The Court does not have the power to go beyond these three
Congressional grants and order a case reviewed on its own initiative.
To do so would be truly sua sponte review, which is not the situation
before us. For that reason we believe it incorrect to term the Court's
grant of a petition for review as sua sponte review. In any event, the
contrast between the provisions calling for mandatory review and the
one granting discretionary review, upon petition by the accused, does
not reflect an intent by Congress to limit the Court's discretionary
review authority to only those cases in which the accused has
demonstrated good cause. If an accused petitions for review and the
Court finds good cause for such review, the statute is satisfied.
Second Factor. The majority says the Court's procedure is at odds
with the practice of every other appellate court in the federal
judicial system. If so, there is ample reason for this difference. The
military is a closed society with rigorous disciplinary demands and
severe limitations on individual rights and freedoms that call for
special protections. Furthermore, when needed, individuals have been
conscripted to serve in this society, calling for even more protective
oversight. To some extent, the majority acknowledges these concerns,
but points to other safeguards, including Supreme Court review, as
minimizing the likelihood that a member of the armed forces will be
treated unfairly or contrary to accepted standards of justice.
In making this argument, the majority overlooks the fact that
Congress has authorized the Supreme Court to review only those cases in
which the Court of Military Appeals has granted an accused's petition
for review.
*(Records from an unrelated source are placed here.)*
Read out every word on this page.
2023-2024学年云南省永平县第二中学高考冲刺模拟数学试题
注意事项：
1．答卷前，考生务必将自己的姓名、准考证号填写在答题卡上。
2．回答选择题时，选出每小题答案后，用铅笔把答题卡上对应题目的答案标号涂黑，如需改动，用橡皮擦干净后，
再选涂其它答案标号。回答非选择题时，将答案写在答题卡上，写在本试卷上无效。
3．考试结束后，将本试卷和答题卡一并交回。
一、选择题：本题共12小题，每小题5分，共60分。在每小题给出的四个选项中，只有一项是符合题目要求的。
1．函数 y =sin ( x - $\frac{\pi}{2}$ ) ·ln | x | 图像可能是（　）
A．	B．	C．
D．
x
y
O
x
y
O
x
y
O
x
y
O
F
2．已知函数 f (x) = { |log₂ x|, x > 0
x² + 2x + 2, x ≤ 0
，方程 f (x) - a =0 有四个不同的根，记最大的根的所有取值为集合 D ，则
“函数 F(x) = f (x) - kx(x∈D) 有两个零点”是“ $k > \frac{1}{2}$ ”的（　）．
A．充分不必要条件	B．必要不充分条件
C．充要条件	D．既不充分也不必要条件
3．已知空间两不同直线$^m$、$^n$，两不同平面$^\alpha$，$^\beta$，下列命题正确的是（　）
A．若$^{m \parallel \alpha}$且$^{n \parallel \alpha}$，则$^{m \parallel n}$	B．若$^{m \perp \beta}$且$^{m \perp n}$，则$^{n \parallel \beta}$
As a result, the proposed rule change calling for automatic
dismissal by the Clerk of an accused's petition for review forecloses
any possible opportunity for subsequent review by the Supreme Court.
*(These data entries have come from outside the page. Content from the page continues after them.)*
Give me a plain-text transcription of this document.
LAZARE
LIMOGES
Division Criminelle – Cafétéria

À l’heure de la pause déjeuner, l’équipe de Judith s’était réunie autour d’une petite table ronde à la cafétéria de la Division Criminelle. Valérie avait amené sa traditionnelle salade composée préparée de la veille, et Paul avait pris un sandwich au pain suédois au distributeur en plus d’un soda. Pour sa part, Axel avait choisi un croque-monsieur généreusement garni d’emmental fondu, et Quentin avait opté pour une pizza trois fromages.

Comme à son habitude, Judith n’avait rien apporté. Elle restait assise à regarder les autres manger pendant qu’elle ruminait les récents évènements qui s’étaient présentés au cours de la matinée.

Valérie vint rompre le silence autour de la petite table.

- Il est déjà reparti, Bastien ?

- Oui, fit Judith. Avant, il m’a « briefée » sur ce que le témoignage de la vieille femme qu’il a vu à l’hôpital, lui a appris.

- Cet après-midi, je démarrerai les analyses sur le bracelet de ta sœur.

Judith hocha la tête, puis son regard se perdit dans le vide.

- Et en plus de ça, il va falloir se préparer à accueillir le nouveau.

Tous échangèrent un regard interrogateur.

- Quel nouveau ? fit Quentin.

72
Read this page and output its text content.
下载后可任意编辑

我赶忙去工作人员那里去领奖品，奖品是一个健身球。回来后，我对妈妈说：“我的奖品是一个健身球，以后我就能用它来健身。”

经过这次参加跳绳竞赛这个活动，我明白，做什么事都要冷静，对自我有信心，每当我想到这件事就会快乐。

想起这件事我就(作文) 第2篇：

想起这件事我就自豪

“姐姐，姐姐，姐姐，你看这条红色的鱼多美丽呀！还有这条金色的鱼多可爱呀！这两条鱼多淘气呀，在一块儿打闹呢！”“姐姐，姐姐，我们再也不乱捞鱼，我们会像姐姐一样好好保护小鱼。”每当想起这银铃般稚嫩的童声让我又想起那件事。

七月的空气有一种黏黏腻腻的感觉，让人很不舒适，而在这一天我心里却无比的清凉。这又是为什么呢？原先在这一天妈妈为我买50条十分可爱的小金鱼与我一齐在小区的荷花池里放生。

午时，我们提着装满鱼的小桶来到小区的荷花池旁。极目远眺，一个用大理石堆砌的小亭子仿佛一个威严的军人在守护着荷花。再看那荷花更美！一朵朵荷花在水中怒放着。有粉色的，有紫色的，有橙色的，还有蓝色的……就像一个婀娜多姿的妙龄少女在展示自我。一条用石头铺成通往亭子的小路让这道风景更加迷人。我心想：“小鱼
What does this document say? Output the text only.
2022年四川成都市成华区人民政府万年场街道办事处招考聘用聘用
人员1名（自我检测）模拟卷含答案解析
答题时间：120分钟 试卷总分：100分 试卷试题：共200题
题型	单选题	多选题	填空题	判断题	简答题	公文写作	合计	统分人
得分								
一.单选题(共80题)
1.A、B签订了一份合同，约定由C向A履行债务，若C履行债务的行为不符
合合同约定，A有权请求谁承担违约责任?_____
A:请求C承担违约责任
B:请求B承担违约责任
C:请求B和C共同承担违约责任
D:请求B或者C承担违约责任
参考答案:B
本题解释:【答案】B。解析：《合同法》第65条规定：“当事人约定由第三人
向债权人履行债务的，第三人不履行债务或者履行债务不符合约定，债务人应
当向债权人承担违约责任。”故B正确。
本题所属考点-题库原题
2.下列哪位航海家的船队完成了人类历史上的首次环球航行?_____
The proposed rule thereby denies the accused the very protection cited
by the majority in support of the rule change.
Third Factor. The majority focuses on the salutary effect the new
rule will have on the professional standards for defense counsel,
requiring, as it will, that counsel meet their responsibility to review
the record fully for errors. We agree with the premise that Court
actions calling for counsel to meet professional standards are
salutary. However, we believe there are other means available to the
Court for achieving this goal that are just as effective, or more so,
without penalizing the accused, as the proposed rule will do. In
addition, we view the proposed rule as drafted to created a substantial
question as to whether the Clerk is required to dismiss a case in which
the only matter presented in the supplement was a Grostefon assertion
by the accused.
Fourth Factor. The majority says that the new rule will result in
savings of central legal staff resources from a workload reduction of
as much as 80 percent. Suffice it to say that we did not draw the same
conclusion from what was said by the Director of the Central Legal
Staff when he appeared before the committee. Our recollection is that
he saw a minimal reduction in work from the rule change of not more
than 10 percent. If so, there appears to be little need for such a rule
from a work-savings standpoint.
Fifth Factor. The last point made by the majority is that the
reasons for the current practice, while possibly valid forty years ago,
are no longer a matter of concern. In answer, we must say that the
potential for abuse is still inherent in the system, and that such
potential requires constant vigilance. Over the years, this fact has
been demonstrated time and time again. The problem of overreaching and
undue influence by command authority will always be a possibility that
necessitates an unimpeded oversight by the Court of Military Appeals.
The procedure that has been in place for over 40 years appears to be
working well in that regard and we see no need for a change.
We conclude by urging the Court to reject the proposed change to
Rule 21(d).
Dated: May 12, 1994.
L.M. Bynum,
Alternate OSD Federal Register Liaison Officer, Department of Defense.